Im nächsten Jahr wird die prio solche Gemütlichkeit jedoch nicht mehr "exportieren" müssen. 2009 findet die prio.conference in der dotnetpro Heimatstadt München statt. Das Thema steht auch schon fest. Es wird um "User Interfaces" gehen. Und es wird natürlich wieder technisch und praktisch und konzeptionell werden. Von Usability bis DataBinding Best Practices gibt es viel zum Thema zu sagen. Immerhin sind User Interfaces das Aushängeschild unserer Anwendungen.

Aber zur Softwarearchitektur wird die dotnetpro bis dahin sicher auch nicht stumm bleiben. Stay tuned!
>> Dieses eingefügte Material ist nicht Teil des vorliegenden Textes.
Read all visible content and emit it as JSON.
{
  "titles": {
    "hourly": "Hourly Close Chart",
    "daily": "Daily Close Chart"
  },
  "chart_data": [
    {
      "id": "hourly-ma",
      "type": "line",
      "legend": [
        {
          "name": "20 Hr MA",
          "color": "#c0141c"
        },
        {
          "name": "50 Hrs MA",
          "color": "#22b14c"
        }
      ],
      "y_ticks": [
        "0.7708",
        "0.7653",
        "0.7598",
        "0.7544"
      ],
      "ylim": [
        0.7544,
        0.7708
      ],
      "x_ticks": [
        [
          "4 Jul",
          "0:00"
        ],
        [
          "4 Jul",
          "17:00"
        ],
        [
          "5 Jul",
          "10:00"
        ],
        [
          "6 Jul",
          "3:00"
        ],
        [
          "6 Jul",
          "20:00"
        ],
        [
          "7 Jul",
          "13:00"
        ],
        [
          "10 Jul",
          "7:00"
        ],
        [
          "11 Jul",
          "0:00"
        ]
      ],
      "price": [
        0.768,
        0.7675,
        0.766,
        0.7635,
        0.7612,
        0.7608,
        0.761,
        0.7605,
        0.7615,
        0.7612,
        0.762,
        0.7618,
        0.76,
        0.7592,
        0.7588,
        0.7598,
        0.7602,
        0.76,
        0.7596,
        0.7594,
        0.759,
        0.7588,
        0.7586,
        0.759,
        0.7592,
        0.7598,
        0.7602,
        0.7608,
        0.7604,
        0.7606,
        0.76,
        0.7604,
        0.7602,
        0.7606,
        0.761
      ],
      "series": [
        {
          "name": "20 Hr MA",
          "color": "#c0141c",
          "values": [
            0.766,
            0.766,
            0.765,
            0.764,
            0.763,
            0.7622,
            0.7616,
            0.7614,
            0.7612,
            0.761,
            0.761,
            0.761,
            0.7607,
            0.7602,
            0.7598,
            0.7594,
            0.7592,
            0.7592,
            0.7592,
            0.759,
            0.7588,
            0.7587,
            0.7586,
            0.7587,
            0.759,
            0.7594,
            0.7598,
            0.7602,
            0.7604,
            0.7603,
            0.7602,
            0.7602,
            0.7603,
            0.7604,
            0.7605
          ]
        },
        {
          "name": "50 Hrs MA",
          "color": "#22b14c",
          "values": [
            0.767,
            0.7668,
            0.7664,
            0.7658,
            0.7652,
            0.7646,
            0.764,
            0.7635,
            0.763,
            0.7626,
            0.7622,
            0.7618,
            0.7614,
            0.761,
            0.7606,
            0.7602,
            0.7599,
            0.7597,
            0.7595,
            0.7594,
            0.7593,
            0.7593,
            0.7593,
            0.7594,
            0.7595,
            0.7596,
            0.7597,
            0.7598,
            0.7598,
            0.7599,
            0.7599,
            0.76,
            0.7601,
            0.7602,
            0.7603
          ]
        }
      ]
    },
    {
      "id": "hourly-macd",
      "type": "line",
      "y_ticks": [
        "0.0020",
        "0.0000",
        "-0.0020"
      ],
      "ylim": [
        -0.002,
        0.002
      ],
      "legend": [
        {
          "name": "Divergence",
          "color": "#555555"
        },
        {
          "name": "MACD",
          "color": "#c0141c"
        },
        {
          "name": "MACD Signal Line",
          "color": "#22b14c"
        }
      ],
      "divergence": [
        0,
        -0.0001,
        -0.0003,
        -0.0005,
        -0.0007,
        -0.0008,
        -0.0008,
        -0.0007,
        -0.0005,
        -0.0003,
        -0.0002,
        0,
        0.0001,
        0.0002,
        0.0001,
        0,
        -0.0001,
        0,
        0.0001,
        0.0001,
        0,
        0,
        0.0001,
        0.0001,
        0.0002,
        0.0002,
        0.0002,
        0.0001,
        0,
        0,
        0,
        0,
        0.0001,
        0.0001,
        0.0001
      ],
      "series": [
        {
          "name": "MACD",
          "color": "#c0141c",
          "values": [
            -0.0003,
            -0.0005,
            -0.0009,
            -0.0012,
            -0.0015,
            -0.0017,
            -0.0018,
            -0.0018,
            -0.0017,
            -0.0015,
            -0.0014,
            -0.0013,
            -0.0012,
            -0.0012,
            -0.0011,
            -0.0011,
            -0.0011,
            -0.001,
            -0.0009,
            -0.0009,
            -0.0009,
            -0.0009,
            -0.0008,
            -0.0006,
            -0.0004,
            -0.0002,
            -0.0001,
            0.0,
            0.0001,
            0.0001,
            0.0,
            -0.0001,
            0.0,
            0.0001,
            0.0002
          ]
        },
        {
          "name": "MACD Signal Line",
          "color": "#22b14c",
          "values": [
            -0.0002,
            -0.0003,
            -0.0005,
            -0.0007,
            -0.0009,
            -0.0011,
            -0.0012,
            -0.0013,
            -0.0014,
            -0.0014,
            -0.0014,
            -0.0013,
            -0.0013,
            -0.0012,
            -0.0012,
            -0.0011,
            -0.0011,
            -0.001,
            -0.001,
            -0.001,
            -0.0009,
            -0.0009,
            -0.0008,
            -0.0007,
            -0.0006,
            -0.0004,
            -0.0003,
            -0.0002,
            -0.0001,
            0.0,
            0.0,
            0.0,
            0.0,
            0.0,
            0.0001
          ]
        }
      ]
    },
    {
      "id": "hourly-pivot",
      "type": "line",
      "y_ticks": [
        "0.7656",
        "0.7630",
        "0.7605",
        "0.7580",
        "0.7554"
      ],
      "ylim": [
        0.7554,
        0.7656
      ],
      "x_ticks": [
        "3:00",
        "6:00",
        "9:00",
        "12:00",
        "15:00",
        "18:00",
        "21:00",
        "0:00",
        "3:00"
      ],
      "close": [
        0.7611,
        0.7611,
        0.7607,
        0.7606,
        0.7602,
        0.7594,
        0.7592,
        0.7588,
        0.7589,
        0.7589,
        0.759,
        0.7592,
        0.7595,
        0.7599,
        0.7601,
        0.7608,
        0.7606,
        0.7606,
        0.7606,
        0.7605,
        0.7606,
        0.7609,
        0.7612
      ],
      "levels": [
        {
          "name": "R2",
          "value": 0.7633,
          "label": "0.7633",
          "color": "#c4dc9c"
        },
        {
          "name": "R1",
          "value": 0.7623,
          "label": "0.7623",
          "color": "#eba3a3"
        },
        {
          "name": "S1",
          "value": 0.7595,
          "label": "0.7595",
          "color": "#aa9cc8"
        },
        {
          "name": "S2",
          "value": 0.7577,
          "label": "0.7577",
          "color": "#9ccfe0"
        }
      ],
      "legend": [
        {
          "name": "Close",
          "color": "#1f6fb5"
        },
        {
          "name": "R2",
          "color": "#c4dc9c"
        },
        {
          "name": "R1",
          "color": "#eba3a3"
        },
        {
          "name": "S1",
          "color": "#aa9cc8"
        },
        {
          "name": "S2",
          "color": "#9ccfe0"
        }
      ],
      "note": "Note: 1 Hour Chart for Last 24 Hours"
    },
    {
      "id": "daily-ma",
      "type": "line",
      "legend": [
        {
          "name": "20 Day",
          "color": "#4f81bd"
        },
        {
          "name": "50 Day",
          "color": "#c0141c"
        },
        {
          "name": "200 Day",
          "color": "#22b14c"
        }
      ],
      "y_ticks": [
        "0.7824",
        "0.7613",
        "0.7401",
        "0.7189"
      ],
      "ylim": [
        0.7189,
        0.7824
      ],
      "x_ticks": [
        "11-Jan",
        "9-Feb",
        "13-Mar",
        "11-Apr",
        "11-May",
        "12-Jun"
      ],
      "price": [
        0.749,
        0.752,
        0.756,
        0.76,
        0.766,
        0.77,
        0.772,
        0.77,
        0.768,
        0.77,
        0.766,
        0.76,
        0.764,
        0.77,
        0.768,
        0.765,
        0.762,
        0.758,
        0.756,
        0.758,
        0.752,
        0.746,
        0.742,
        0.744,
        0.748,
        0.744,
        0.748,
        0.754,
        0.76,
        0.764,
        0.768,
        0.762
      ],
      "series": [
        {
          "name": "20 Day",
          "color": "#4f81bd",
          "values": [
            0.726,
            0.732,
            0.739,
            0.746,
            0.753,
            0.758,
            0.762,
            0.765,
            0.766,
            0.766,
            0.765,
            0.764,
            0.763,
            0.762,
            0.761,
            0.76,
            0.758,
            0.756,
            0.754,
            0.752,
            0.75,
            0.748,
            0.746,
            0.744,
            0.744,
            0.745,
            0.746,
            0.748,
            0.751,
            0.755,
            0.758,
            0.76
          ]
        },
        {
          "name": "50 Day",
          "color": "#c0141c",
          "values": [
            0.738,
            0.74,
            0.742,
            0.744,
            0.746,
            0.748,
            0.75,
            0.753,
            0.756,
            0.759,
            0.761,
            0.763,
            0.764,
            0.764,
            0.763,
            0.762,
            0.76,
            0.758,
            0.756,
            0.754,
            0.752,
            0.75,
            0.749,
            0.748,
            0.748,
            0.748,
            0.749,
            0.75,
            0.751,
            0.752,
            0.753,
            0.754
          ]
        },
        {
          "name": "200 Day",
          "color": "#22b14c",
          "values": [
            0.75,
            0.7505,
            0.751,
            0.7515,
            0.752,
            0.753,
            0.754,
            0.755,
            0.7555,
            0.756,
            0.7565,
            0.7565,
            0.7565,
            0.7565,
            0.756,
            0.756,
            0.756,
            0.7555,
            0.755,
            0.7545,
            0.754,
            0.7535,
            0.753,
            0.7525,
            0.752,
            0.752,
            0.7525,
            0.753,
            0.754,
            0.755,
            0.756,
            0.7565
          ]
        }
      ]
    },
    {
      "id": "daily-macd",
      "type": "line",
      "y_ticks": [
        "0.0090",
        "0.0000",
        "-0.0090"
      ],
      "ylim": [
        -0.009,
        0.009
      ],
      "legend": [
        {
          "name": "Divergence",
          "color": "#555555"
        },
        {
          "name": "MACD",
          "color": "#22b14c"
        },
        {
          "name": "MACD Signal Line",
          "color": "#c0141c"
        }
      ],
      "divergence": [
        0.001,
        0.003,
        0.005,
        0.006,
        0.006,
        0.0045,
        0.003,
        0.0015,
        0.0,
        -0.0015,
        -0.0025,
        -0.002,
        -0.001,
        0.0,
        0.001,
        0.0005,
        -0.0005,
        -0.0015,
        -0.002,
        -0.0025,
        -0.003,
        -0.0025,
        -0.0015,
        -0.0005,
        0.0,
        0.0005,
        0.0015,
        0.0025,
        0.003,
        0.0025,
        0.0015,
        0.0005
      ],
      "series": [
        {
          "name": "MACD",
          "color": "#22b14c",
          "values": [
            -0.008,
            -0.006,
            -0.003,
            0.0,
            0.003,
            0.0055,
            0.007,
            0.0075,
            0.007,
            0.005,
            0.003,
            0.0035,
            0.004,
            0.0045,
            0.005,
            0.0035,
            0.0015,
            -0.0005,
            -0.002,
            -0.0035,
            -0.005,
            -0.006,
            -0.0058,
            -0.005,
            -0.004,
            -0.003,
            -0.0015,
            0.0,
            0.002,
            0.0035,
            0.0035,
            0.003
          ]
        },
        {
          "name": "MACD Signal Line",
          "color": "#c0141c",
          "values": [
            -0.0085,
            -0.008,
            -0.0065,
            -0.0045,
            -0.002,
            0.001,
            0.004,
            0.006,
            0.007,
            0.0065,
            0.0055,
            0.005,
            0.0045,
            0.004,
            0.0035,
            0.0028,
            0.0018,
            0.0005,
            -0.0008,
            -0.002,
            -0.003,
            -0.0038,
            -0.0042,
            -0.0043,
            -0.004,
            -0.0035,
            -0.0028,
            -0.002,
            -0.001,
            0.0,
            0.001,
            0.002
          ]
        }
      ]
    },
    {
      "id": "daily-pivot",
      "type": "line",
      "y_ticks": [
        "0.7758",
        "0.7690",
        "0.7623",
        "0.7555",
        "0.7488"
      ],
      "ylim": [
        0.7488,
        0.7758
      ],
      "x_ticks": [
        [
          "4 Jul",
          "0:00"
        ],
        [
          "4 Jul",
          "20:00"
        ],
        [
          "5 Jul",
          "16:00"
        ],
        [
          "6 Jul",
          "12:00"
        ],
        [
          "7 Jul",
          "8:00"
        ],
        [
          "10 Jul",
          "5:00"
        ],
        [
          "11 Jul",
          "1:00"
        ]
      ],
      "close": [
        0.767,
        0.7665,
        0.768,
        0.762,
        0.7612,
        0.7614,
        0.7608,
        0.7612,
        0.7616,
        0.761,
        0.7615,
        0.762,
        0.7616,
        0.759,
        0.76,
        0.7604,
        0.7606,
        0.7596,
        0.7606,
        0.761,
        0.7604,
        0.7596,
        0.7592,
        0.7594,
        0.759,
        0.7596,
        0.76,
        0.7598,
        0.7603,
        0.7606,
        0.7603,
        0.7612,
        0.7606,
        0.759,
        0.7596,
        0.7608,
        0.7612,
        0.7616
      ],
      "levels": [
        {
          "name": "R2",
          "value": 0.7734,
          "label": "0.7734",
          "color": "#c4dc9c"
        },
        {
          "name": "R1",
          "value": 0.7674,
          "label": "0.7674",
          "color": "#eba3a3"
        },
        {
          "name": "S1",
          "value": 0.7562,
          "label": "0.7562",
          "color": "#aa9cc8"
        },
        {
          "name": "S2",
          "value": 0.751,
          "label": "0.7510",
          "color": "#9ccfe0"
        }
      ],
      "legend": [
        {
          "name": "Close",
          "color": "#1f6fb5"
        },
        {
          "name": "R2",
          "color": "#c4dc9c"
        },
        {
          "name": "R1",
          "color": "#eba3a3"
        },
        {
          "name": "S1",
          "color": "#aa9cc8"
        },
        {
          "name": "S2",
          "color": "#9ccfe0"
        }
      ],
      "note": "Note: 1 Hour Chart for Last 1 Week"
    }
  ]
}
Donnerstag, 30. Oktober 2008

Qualität hat keinen Preis mehr - so scheint es

Zwei symptomatische Geschichte:

Es ruft ein Kompetenzträger bei einem Konferenzveranstalter an und fragt, ob der für die nächste Konferenz an Vorträgen zu einem Thema interessiert wäre. Der Veranstalter freut sich nach Rücksprache mit dem Content Management mitteilen zu können, dass die angetragenen Vorträge gut ins Programm passen würden. Eine Kleinigkeit sie vorher allerdings noch zu klären: der Umfang des Sponsorenpaketes, das der Kompetenzträger buchen möchte.

Ein andermal ruft die Redaktion eines unserer Fachmagazine zur Einreichung von Artikelvorschlägen auf. Auf Nachfrage, wie hoch denn das zu erwartende Autorenhonorar sei, antwortet man, dass ab der dritten Heftseite eines Artikels 40 EUR/Seite gezahlt würden. Für die Seiten 1 bis 3 sei den Autoren jedoch ein sehr warmer, in nicht näher spezifizierten Naturalien ausgedrückter Dank des Verlages gewiss.

Zwei Geschichten, eine Reaktion: Traditionelle Inhaltsplattformen wollen kein Geld mehr für ihre Inhalte ausgeben. Sie wollen das, was ihren Wert ausmacht, weder produzieren noch die Produktion bezahlen.

Sind im Web oft für die Konsumenten kostenlos, so kehrt sich dies scheinbar gerade bei den für die Branche relevanten traditionellen Medien Zeitschrift und Konferenz um. Da bezahlen die Konsumenten und die ureigentlichen Produzenten gehen leer aus oder sollen gar noch Geld mitbringen.

Eine merkwürdige Welt ist das.

Mit dem, was ich einmal auf der Schule gelernt habe, hat das nicht viel zu tun. Da galt nämlich, dass Angebot und Nachfrage den Preis regeln. Ist das Angebot groß und die Nachfrage klein, dann ist der Preis für das Angebot niedrig. Kommt dann die Nachfrage dem Angebot näher, zieht der Preis an. Maximal wird der dann bei einem Monopol.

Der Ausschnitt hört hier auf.